La Biblia: guía práctica para la vida humana
En sus versículos encontramos una segura vía para transformar los problemas en consuelo y esperanza.

La lectura de la Biblia es una fuente primordial de paz para el cristiano, por ser Palabra de Dios.
La Biblia es el gran libro sagrado del cristianismo, núcleo esencial del Pueblo de Dios. En él nos encontramos con Dios, pero hemos de saber interpretar los textos que aparecen y qué nos quiere decir Dios a través de los setenta y tres libros que lo componen. Escrita en el lenguaje humano (Dei Verbum, 12), contiene diversidad de géneros literarios (narrativo, profético, histórico, sapiencial, apocalíptico, etc.), pero lo más importante e increíble de la Biblia es que, cuando un cristiano la lee profundamente con el corazón abierto, encuentra la paz, el perdón y la salvación que Jesús nos quiere regalar a todos.
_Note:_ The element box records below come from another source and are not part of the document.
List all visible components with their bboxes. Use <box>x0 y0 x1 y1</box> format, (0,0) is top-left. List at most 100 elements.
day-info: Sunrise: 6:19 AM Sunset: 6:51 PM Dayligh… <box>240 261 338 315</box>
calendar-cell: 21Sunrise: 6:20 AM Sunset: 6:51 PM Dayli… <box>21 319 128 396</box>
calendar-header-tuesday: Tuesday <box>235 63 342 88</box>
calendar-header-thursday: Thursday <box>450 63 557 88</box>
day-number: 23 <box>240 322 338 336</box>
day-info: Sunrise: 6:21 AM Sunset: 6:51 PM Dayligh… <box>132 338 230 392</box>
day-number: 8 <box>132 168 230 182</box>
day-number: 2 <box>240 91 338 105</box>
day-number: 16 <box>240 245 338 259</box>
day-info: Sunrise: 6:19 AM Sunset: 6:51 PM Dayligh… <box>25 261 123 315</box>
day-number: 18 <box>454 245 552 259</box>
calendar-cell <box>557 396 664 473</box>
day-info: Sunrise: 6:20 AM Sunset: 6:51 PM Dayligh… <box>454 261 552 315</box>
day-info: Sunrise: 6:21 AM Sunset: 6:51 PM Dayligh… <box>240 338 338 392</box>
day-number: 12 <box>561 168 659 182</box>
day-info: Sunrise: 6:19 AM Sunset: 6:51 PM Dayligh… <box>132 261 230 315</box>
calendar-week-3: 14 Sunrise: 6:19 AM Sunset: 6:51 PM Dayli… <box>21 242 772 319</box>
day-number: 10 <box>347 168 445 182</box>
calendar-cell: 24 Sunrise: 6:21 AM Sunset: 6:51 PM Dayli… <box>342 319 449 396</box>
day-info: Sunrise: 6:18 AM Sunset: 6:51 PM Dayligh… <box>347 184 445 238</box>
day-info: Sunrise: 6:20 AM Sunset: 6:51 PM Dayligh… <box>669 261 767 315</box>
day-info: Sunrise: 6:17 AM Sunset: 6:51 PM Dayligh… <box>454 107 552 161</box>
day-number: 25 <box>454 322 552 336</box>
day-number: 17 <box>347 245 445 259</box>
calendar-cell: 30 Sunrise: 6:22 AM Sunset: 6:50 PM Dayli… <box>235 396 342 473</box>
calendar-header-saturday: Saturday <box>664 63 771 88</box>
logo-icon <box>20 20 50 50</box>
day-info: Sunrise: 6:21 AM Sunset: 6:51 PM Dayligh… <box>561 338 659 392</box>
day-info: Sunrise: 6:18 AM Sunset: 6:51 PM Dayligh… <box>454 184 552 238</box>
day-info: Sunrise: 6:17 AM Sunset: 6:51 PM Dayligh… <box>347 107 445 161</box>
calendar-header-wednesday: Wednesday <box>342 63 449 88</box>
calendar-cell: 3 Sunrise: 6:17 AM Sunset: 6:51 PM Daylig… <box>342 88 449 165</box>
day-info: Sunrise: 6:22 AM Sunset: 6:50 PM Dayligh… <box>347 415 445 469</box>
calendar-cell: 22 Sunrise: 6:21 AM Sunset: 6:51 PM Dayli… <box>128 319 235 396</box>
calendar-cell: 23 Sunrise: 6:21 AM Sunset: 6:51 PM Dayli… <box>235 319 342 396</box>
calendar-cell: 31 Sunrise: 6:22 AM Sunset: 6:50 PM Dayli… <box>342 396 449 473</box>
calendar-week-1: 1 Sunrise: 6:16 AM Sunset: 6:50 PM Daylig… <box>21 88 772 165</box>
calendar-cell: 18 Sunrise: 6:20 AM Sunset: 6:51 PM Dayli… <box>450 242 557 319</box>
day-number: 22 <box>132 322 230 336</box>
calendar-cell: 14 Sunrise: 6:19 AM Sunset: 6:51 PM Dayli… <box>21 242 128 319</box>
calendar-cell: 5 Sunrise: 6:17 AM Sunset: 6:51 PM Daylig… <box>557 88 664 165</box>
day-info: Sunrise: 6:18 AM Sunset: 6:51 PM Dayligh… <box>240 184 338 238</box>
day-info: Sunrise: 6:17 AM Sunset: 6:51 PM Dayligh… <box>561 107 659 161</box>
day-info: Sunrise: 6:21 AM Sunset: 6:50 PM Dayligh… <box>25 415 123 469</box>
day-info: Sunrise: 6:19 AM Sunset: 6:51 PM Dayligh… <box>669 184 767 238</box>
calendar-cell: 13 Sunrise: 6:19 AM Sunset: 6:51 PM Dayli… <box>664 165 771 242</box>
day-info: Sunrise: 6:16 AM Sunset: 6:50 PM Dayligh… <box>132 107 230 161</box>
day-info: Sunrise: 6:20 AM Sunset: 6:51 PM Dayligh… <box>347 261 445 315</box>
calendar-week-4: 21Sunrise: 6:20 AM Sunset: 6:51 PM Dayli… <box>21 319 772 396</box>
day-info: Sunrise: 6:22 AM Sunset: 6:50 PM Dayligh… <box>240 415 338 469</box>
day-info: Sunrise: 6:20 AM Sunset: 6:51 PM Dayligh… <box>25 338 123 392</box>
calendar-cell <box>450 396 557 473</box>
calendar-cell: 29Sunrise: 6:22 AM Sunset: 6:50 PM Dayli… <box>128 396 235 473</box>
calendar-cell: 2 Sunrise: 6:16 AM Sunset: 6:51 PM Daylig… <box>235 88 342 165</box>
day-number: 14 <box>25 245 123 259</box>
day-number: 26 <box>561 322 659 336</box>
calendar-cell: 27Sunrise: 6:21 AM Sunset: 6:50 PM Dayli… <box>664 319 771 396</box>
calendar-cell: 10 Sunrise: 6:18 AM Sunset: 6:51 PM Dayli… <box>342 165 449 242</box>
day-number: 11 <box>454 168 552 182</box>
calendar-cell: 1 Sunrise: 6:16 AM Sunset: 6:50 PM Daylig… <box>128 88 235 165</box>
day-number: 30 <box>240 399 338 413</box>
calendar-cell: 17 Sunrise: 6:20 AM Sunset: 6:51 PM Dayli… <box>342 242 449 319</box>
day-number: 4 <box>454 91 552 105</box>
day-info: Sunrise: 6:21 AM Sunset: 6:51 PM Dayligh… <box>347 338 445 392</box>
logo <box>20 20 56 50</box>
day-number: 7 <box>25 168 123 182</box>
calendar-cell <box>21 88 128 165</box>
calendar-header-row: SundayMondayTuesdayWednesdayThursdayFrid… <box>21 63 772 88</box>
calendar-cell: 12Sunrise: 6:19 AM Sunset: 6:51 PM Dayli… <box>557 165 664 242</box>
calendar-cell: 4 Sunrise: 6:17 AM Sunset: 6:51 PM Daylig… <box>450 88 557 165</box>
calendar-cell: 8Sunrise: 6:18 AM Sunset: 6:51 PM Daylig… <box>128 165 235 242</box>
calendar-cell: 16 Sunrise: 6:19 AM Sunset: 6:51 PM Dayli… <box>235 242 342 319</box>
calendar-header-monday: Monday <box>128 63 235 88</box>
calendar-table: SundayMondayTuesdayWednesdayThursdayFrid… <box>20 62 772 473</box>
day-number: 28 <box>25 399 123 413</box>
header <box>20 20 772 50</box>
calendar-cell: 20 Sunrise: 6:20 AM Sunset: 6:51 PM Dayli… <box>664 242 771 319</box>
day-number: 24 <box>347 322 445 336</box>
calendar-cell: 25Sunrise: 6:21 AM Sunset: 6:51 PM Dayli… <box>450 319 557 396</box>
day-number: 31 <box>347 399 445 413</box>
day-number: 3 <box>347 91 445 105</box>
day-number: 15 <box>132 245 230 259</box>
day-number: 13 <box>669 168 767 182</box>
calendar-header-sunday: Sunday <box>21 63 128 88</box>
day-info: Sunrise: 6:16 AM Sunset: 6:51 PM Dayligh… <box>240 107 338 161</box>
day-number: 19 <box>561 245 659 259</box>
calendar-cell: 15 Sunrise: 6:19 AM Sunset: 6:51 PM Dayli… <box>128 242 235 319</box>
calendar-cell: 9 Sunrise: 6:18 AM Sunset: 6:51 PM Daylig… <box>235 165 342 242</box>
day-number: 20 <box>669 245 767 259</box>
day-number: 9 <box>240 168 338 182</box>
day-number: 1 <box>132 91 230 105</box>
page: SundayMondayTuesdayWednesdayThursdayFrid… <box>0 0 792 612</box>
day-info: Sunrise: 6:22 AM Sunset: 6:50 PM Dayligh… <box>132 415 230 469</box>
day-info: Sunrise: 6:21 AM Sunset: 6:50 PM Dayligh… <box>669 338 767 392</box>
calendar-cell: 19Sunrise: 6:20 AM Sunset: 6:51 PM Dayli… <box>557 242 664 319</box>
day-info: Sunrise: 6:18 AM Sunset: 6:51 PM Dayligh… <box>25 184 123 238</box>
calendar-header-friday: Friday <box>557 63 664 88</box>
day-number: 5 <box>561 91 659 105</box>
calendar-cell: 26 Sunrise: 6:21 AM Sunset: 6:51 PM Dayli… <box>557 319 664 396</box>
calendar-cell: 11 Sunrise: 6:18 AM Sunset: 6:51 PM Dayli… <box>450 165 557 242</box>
La Biblia la podemos usar en cualquier momento; nos conforta y nos ayuda en muchos momentos de nuestra vida.
La Palabra de Dios puede acompañarnos en cada etapa y circunstancia de la vida. En ella encontramos consuelo y esperanza:
- En la soledad, resuenan palabras de fortaleza en Isaías 41, 10 y en el Salmo 2.
- En la tristeza y el desánimo, la alegría y la confianza se renuevan en Filipenses 4, 4-9 y Romanos 8, 26-28.
- En el sufrimiento, la Biblia ofrece sentido y consuelo en 2 Corintios 12, 8-10 y Hebreos 12, 3-13.
- Ante el miedo o la inseguridad, el Salmo 23 y Hebreos 13, 5-6 recuerdan que Dios no abandona.
- En los momentos de nerviosismo o inquietud, el Salmo 31 invita a descansar en Él.
- Cuando nos sentimos en peligro, los Salmos 91 y 121 proclaman la protección divina.
- Para quienes buscan paz y descanso interior, el Salmo 62 se convierte en refugio.
- Cuando necesitamos orientación para nuestro camino, Proverbios 3, 5-6 nos llama a confiar en el Señor.
- Y cuando nos preguntamos dónde está la verdadera felicidad, las bienaventuranzas en Mateo 5, 1-12 y la exhortación de San Pablo en Colosenses 3, 12-17 iluminan la respuesta.
La Biblia, en definitiva, es un libro vivo que responde a las necesidades más profundas del ser humano. Como recuerda el profeta Isaías: "Buscad al Señor mientras se le puede encontrar, llamadlo mientras está cerca" (Is 55, 6).